Genetic association studies of child health outcomes often employ family-based study designs. One of the most popular family-based designs is the case-parent trio design that considers the smallest possible nuclear family consisting of two parents and their affected child. This trio design is particularly advantageous for studying relatively rare disorders because it is less prone to type 1 error inflation due to population stratification compared to population-based study designs (e.g., case-control studies). However, obtaining genetic data from both parents is difficult, from a practical perspective, and many large studies predominantly measure genetic variants in mother-child dyads. While some statistical methods for analyzing parent-child dyad data (most commonly involving mother-child pairs) exist, it is not clear if they provide the same advantage as trio methods in protecting against population stratification, or if a specific dyad design (e.g., case-mother dyads vs. case-mother/control-mother dyads) is more advantageous. In this article, we review existing statistical methods for analyzing genome-wide marker data on dyads and perform extensive simulation experiments to benchmark their type I errors and statistical power under different scenarios. We extend our evaluation to existing methods for analyzing a combination of case-parent trios and dyads together. We apply these methods on genotyped and imputed data from multiethnic mother-child pairs only, case-parent trios only or combinations of both dyads and trios from the Gene, Environment Association Studies consortium (GENEVA), where each family was ascertained through a child affected by nonsyndromic cleft lip with or without cleft palate. Results from the GENEVA study corroborate the findings from our simulation experiments. Finally, we provide recommendations for using statistical genetic association methods for dyads.

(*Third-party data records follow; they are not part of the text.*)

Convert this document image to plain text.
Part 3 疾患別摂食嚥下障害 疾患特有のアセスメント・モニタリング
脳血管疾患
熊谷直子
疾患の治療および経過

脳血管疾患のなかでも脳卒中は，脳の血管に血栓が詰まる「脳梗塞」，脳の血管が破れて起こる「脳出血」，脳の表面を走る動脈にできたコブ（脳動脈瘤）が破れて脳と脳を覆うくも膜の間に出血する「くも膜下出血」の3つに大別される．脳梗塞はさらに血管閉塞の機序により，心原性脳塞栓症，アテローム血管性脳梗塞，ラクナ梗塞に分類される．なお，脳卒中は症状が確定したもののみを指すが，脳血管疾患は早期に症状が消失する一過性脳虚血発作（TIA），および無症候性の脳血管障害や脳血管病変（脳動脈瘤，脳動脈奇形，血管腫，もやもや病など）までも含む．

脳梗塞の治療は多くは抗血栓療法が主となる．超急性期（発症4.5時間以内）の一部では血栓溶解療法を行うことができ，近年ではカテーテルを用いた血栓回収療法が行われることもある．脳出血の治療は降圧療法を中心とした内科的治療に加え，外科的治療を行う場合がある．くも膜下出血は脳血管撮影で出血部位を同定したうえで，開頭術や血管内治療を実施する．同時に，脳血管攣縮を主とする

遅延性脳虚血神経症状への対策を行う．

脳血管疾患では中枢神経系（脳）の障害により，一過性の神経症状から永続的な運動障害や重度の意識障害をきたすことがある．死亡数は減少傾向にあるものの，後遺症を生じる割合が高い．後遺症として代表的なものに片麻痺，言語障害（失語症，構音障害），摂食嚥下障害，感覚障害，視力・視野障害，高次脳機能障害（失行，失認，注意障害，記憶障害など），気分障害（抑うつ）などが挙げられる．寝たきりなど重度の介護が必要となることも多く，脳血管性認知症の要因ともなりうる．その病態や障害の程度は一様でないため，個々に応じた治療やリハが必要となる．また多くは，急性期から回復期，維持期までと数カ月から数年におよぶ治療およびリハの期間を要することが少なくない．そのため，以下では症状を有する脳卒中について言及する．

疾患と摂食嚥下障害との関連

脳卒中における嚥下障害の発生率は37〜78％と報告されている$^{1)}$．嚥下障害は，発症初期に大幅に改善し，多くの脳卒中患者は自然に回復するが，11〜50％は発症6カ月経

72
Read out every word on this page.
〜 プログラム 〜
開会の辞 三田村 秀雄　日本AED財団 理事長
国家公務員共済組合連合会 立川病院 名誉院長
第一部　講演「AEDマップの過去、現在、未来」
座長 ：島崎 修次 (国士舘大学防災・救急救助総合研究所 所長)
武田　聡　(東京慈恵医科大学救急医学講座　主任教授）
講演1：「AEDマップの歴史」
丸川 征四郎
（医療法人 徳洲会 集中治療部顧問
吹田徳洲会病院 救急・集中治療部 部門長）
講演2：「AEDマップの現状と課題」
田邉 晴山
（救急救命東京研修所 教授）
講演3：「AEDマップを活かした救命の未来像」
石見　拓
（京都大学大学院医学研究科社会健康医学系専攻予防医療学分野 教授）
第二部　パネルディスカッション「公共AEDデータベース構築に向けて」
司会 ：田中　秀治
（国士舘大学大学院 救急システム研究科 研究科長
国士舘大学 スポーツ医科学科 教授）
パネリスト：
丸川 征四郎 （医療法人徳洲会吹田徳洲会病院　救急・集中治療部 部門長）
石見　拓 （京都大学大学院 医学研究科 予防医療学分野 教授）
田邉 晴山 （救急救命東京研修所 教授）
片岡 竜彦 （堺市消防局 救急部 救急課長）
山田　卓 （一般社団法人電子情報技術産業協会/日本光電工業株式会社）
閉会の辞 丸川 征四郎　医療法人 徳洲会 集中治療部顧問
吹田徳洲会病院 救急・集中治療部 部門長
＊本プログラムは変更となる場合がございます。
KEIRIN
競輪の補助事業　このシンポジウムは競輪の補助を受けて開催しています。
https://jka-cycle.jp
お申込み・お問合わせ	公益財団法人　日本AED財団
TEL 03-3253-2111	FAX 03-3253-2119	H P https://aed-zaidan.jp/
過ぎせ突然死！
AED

儿童健康结果的遗传关联研究通常采用基于家庭的研究设计。最流行的基于家庭的设计之一是病例-父母-三体型设计,该设计考虑了由两个父母及其患病子女组成的最小可能的核心家庭。与基于人群的研究设计(例如病例对照研究)相比,这种三体型设计对于研究相对罕见的疾病特别有利,因为它因人群分层而导致 1 型错误膨胀的风险较低。然而,从实际角度来看,从父母双方获取遗传数据是困难的,许多大型研究主要测量母子二联体的遗传变异。虽然存在用于分析父母-子女二联体数据(最常见的是涉及母子对)的一些统计方法,但尚不清楚它们是否在防止人群分层方面与三体型方法提供相同的优势,或者特定的二联体设计(例如病例-母亲二联体与病例-母亲/对照-母亲二联体)是否更有利。在本文中,我们回顾了用于分析二联体全基因组标记数据的现有统计方法,并进行了广泛的模拟实验,以基准测试它们在不同情况下的 1 型错误和统计功效。我们将评估范围扩展到用于同时分析病例-父母三体型和二联体的现有方法。我们仅应用于从基因、环境关联研究协会(GENEVA)中多民族母子对、病例-父母三体型或二联体和三体型组合获得的基因分型和 imputed 数据的这些方法,其中每个家庭都是通过受非综合征性唇裂伴或不伴腭裂影响的儿童确定的。GENEVA 研究的结果证实了我们模拟实验的结果。最后,我们为使用统计遗传关联方法提供了建议。